The California Supreme Court has accepted a second case involving the California Environmental Quality Act's statute of limitations.

In the latest case, the Sixth District Court of Appeal reinstated a lawsuit after a trial court judge had thrown the suit out for being filed after the statute of limitations expired. The trial court judge held the litigants to CEQA's typical 30-day deadline, while the Court of Appeal ruled that a 180-day deadline applied because the case appeared to involve an agency approving a project without environmental review (see CP&DR Legal Digest, July 2008).

The case concerns construction of a recreation trail that was required as mitigation for development of academic facilities and housing at Stanford University. Subsequently, Santa Clara County agreed to a new proposed alignment for one trail that would shift the trail into unincorporated San Mateo County and the Town of Portola Valley. An environmental organization argued that Santa Clara County never conducted an environmental review before approving the new alignment, instead deferring to San Mateo County and Portola Valley.  

Stanford and Santa Clara County argued environmentalists' lawsuit was filed after the 30-day statute of limitations concluded. But the Sixth District ruled that environmentalists should at least have the opportunity to show that the 180-day statute of limitations applied (the suit was filed within that period) and to argue that environmental review of the trail alignment was inadequate.

The legal question that the state high court accepted is this: What statute of limitations applies after a public agency files a notice of determination stating that an entire project will not have a significant impact on the environment?

The case is Committee for Green Foothills v. Board of Supervisors, No. S163680.
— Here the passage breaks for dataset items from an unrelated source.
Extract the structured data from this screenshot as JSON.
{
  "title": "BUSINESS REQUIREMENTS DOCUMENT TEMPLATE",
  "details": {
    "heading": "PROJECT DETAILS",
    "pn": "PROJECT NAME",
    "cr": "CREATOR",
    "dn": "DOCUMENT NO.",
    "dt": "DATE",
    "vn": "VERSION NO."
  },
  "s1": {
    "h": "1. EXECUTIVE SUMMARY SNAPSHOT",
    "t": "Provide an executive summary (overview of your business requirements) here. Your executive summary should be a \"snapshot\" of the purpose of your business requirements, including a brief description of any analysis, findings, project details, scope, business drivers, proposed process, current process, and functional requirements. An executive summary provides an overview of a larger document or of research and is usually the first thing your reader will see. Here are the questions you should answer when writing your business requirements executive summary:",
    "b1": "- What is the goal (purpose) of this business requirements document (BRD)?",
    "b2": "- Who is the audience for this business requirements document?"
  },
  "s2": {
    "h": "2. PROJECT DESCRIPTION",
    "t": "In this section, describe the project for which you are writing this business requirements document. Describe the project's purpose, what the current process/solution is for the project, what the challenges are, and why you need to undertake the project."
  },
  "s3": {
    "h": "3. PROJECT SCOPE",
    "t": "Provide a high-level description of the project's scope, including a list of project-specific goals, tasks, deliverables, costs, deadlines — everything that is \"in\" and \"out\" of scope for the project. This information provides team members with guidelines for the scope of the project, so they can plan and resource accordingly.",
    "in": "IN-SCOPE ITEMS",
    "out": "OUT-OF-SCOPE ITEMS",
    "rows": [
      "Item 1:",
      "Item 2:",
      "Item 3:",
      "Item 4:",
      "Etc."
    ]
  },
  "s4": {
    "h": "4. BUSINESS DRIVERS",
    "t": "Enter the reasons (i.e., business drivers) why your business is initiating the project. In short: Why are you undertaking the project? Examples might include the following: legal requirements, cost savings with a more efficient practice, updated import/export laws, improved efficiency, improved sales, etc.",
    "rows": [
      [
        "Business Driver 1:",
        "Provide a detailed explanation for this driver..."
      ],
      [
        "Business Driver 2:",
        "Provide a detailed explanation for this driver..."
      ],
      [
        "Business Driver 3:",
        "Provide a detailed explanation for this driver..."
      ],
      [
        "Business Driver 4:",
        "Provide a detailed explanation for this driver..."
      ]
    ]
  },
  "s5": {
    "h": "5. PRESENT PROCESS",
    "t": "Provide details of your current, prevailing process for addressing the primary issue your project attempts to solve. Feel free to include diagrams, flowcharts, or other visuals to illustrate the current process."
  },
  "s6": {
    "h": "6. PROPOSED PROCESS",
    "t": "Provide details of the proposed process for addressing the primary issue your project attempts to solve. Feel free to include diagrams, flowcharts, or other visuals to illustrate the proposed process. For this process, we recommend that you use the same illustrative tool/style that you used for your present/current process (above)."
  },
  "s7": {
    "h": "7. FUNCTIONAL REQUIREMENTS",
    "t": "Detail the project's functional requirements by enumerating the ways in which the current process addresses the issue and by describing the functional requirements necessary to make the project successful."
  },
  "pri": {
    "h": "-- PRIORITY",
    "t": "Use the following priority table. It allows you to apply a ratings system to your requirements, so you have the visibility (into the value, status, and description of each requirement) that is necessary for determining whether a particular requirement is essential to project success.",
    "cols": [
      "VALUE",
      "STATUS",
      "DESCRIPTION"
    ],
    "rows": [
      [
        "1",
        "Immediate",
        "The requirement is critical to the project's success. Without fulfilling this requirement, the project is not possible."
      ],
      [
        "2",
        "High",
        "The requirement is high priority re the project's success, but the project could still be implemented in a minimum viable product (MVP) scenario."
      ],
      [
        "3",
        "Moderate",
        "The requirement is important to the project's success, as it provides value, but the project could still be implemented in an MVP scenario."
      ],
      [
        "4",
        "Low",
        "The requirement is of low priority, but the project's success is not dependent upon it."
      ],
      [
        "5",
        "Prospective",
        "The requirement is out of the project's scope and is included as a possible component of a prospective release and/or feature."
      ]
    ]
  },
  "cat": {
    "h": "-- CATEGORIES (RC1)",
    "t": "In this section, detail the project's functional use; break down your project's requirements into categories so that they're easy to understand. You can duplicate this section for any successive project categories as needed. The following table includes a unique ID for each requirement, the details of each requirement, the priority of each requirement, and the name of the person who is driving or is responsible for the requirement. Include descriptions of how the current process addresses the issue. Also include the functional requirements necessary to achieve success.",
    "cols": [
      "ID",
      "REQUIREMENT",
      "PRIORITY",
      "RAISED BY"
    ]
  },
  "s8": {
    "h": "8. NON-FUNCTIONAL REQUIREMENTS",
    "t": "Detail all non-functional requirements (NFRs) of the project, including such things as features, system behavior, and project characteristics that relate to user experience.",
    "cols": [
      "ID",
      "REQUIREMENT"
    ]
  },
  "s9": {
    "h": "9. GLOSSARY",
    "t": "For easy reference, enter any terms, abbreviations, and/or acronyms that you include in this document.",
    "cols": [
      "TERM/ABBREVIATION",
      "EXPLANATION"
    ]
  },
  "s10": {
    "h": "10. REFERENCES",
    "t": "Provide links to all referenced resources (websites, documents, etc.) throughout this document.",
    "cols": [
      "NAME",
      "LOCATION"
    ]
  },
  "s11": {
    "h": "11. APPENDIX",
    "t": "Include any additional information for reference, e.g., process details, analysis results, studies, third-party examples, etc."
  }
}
A second, already-pending case involves the statute of limitations for a case regarding the City of Stockton's lack of environmental review for a Wal-Mart Supercenter. In that case, the Third District Court of Appeal ruled that the statute of limitations never commenced because there was no valid project approval (see CP&DR Local Watch, February 2008). The case, Citizens for Sensible Planning v. City of Stockton, No. S159690, has been fully briefed but no date for oral argument has been set.